As you might imagine, law schools mostly graduate people who want to be lawyers. Sure, some of them go to work at other things, and those who want to practice law still have to pass the bar exam. But the main reason you spend time cramming Supreme Court cases into your head is so that you can shout, "You're out of order! You're out of order! This whole trial is out of order!" as the bailiffs are dragging you away.
Unfortunately, unemployment has hit the legal profession as well these days, so a number of folks find themselves finished with law school, holding a swell-looking juris doctorate diploma in one hand and a big stack of IOUs in the other, but without a place to work. Some of these folks remember that when they were deciding whether or not they would go to law school or choosing which law school they wanted to attend, the schools themselves released placement statistics that were supposed to show how many of their graduates got jobs when they finished. Said numbers may, in fact, have influenced their decisions. But now they're out, and they find themselves on the wrong side of the statistics.
So they're probably more than a little ticked off, and they've got time on their hands as well as a rather specialized set of job skills that's not getting used right now. What to do, what to do? Aha! I'll sue my law school for artificially boosting placement statistics in a misleading fashion!
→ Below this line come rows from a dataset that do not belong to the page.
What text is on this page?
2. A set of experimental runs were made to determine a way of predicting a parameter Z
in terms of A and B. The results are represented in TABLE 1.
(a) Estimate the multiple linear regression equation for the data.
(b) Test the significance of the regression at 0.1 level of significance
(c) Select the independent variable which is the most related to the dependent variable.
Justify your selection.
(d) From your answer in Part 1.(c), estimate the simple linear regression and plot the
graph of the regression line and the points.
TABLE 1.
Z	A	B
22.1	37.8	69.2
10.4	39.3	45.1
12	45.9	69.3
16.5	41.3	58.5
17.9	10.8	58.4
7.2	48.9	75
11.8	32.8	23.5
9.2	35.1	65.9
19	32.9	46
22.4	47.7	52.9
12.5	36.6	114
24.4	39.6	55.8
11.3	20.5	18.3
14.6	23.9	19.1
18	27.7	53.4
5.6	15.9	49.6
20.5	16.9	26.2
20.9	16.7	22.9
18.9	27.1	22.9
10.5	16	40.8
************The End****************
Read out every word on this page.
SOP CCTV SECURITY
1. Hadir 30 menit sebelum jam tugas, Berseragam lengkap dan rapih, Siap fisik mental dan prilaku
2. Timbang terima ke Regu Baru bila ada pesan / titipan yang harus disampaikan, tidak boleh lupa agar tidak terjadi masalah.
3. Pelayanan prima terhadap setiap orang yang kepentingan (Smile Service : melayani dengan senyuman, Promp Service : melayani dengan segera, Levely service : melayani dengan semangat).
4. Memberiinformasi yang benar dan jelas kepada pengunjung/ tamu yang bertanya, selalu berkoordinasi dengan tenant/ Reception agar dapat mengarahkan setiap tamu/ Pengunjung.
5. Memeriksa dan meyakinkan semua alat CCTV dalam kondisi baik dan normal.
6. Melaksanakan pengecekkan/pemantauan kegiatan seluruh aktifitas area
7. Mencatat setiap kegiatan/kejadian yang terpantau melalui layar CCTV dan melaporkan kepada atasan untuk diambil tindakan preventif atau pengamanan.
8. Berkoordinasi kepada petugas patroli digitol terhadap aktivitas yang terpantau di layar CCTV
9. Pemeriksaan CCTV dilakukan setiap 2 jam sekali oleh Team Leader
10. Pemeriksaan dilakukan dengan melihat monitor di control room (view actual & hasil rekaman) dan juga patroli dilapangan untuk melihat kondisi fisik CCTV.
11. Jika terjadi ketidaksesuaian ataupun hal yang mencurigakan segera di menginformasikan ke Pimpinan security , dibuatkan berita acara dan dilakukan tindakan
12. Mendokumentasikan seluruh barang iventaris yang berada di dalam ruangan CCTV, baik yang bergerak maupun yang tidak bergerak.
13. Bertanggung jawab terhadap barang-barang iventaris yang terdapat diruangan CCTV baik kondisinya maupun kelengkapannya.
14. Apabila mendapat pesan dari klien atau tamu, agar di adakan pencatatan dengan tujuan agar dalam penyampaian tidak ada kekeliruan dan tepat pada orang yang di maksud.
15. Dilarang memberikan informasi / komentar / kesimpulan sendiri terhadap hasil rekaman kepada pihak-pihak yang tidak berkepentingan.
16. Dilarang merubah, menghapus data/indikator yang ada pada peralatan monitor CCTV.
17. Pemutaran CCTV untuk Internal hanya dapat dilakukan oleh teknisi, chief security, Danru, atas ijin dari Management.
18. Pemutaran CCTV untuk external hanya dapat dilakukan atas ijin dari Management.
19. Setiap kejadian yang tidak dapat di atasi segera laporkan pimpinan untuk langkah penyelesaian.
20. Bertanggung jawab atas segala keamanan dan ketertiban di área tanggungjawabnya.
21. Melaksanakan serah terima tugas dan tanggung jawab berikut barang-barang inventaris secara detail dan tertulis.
Technically, the suits were filed by actual law firms on behalf of some law school graduates, but you know those firms are going to have really motivated clients.
I saw the link to the Inside Higher Education report at Critical Mass, a blog by a former university English instructor who noted that law schools are not the only post-graduate educational outfits that may be churning out more graduates than there are jobs for them to do. Many if not most of the academic humanities fields are producing far more PhD's in their respective fields than there are teaching positions for them to fill. Those brand-new doctors come out of school with a lot of debt and relatively few marketable skills other than teaching their particular specialization, at least if "marketable" refers to the kind of employment that will help them pay back those large debts. The same problem is not unknown even at the bachelor's degree level, as students may find themselves waiting many months before anything even close to their field opens up, and the competition for those slots will be pretty tight.
Will English or sociology or literature PhD's be next to join the suing brigade? I don't know, but according to the Inside Higher Ed report, there seem to be a lot of law school graduates looking for something to do these days. If I were a college, I'd start to get worried.